Tuesday, October 19, 2010

MEPs voice outrage over Romania's media policy



A controversial Romanian government doctrine describing the media as potentially detrimental to the nation's well-being is causing a growing stir in the European Parliament.

Romanian deputy Rovana Plumb wrote to the EU's justice commissioner Viviane Reding on Monday (18 October) asking her to condemn the Romanian government's abuse of the media, following a demarche by three leading MEPs.

In an unprecedented move, leaders of three of the most important groups in the European Parliament – Martin Schultz (Socialists and Democrats), Guy Verhofstadt (Liberals) and Daniel Cohn-Bendit (Greens) – sent a joint letter last week to the speakers of the two chambers of the Romanian Parliament.

They asked for a rejection of a paragraph in the Romanian government's new 'National Defence Strategy' in which the press is described as a "weakness" for the country. According to the draft strategy, Romania faces a series of threats including press campaigns.

The new doctrine was announced before the summer break and triggered uproar among the country's media, which concentrated its indignation on President Traian Basescu. Mr Basescu is head of Romania's Supreme Defence Council (CSAT), which comprises the Prime Minister, the interior minister and the heads of the various intelligence services.

In their letter, the three leading MEPs reminded the Romanian Parliament that member states are obliged to adopt laws which do not conflict with the values and juridical norms of the European Union. Their letter also said that labelling the press a "weakness" for the country was: "not only an undemocratic gesture, but also an infringement of Article 11 of the Charter of Fundamental Rights of the European Union, as well as of Article 10 of the European Convention on Human rights, and of Article 6 of the Treaty on the Functioning of the European Union."

For members of the Romanian media, the majority of which have taken part in a long-running campaign against the current coalition conservative government, the new security doctrine smacks of censorship and brings back memories of the Ceausescu era. During that time, the press was fully subordinated to the state and any act of criticism was considered an attack against the foundations of the country. The country's media fear the new strategy could be construed as encouragement for overzealous behaviour among the secret services.

The strategy, which will have to be validated by parliament, states that anti-government press campaigns represent a threat to the country's stability and that they are on a par with corruption, organised crime and terrorism.

The CSAT specifically refers to the phenomenon of "press campaigns aimed at denigrating or spreading false information about the activity of state institutions" and identifies "pressure exerted by media groups on political decisions with the purpose of obtaining advantages from the state institutions." The text of the strategy can only be adopted or rejected in its entirety; no amendments can be introduced.

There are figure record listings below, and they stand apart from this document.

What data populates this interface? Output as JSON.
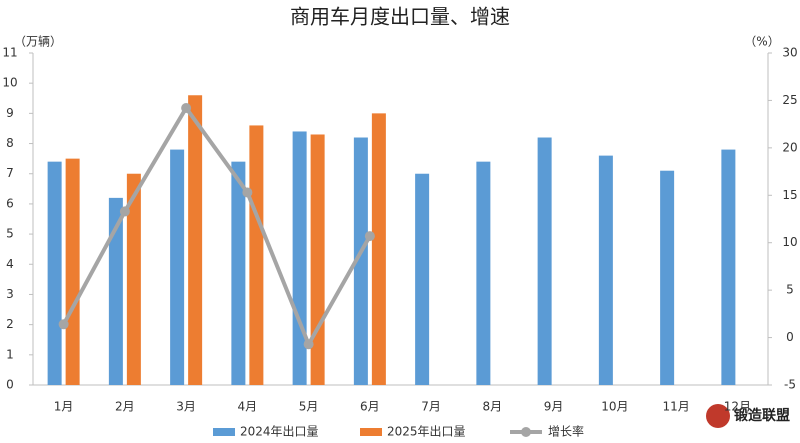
{
  "chart_data": {
    "type": "bar-line",
    "title": "商用车月度出口量、增速",
    "y_label": "（万辆）",
    "y2_label": "（%）",
    "categories": [
      "1月",
      "2月",
      "3月",
      "4月",
      "5月",
      "6月",
      "7月",
      "8月",
      "9月",
      "10月",
      "11月",
      "12月"
    ],
    "series": [
      {
        "name": "2024年出口量",
        "type": "bar",
        "color": "#5b9bd5",
        "values": [
          7.4,
          6.2,
          7.8,
          7.4,
          8.4,
          8.2,
          7.0,
          7.4,
          8.2,
          7.6,
          7.1,
          7.8
        ]
      },
      {
        "name": "2025年出口量",
        "type": "bar",
        "color": "#ed7d31",
        "values": [
          7.5,
          7.0,
          9.6,
          8.6,
          8.3,
          9.0,
          null,
          null,
          null,
          null,
          null,
          null
        ]
      },
      {
        "name": "增长率",
        "type": "line",
        "axis": "y2",
        "color": "#a5a5a5",
        "values": [
          1.4,
          13.3,
          24.2,
          15.3,
          -0.7,
          10.7,
          null,
          null,
          null,
          null,
          null,
          null
        ]
      }
    ],
    "ylim": [
      0,
      11
    ],
    "yticks": [
      0,
      1,
      2,
      3,
      4,
      5,
      6,
      7,
      8,
      9,
      10,
      11
    ],
    "y2lim": [
      -5,
      30
    ],
    "y2ticks": [
      -5,
      0,
      5,
      10,
      15,
      20,
      25,
      30
    ],
    "legend": "bottom",
    "grid": false
  },
  "watermark": "锻造联盟"
}
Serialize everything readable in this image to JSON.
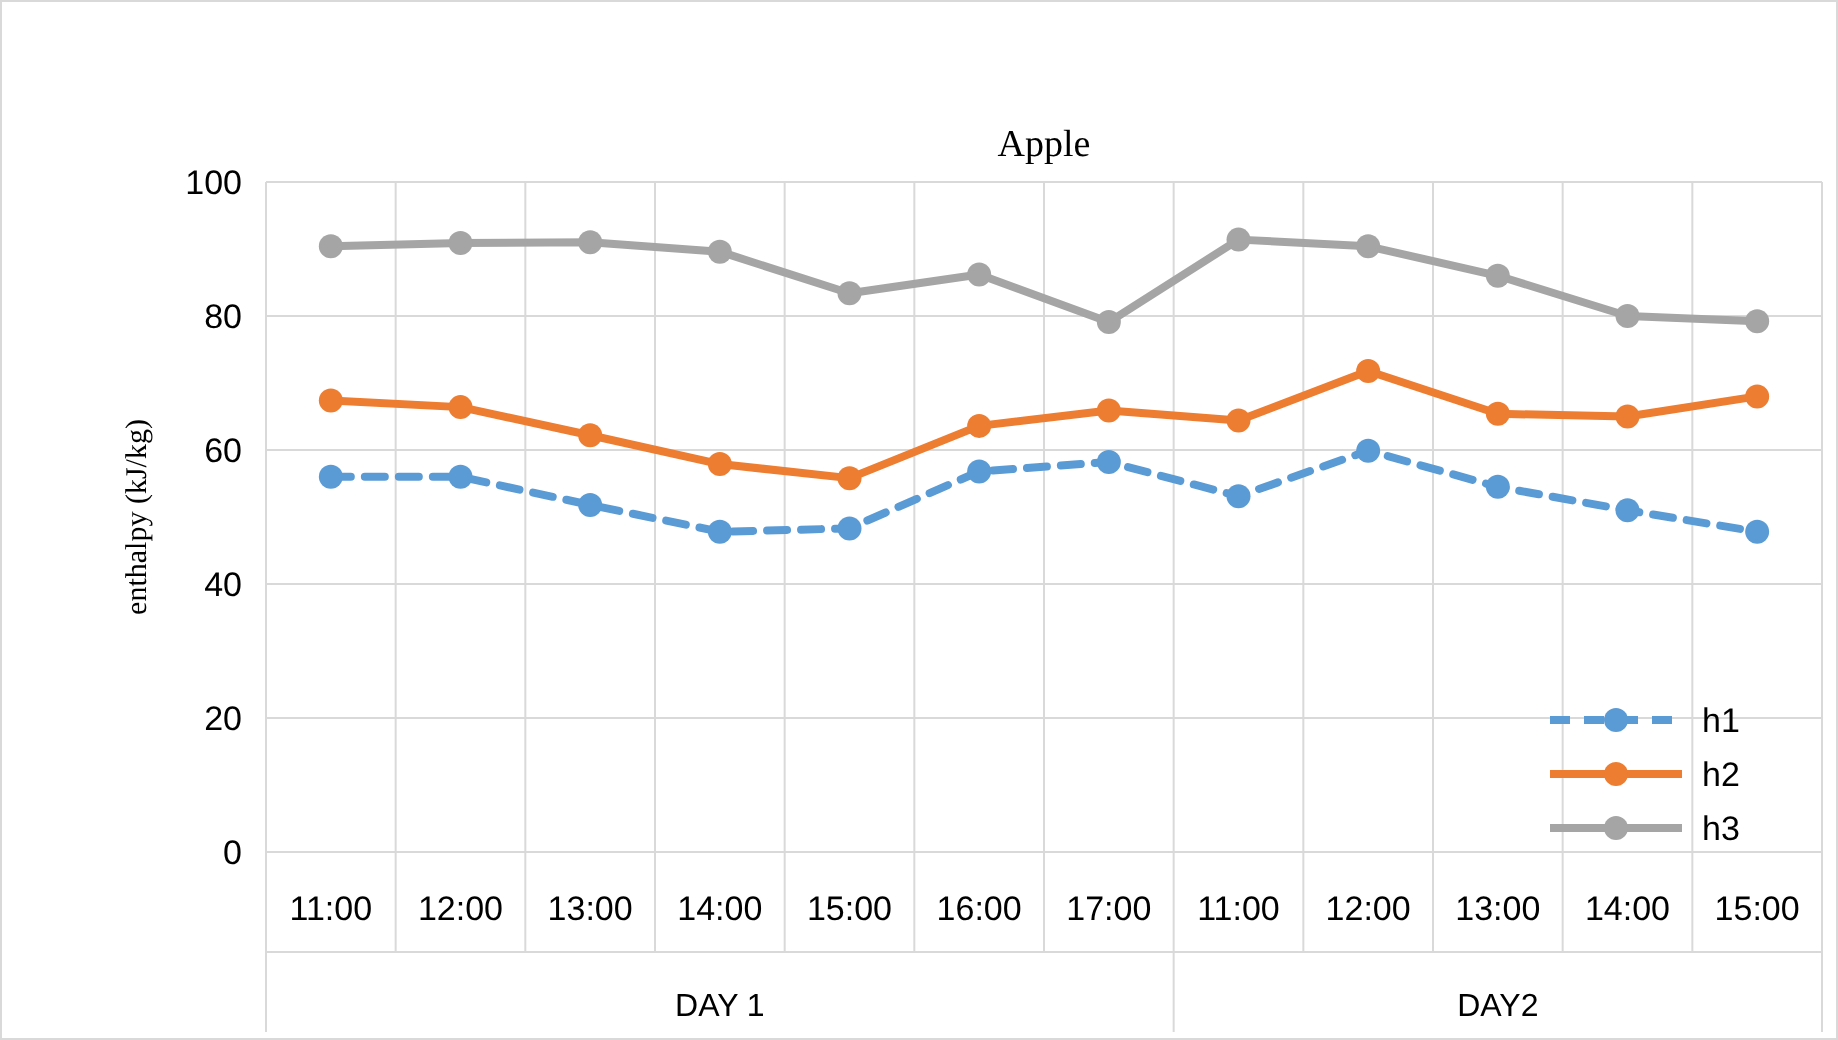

Relations between the Romanian press and the government in Bucharest have recently been deteriorating. The media have been very critical of the government's austerity measures, which include a 25 percent reduction of public sector salaries combined with a 15 percent cut in pensions.

Since his re-election in December 2009, following an electoral campaign that garnered overwhelming press opposition, Mr Basescu seems to have begun to totally divorce himself from the media. He consistently refuses to give interviews and has put an end to the practice of taking groups of journalists with him when he travels abroad.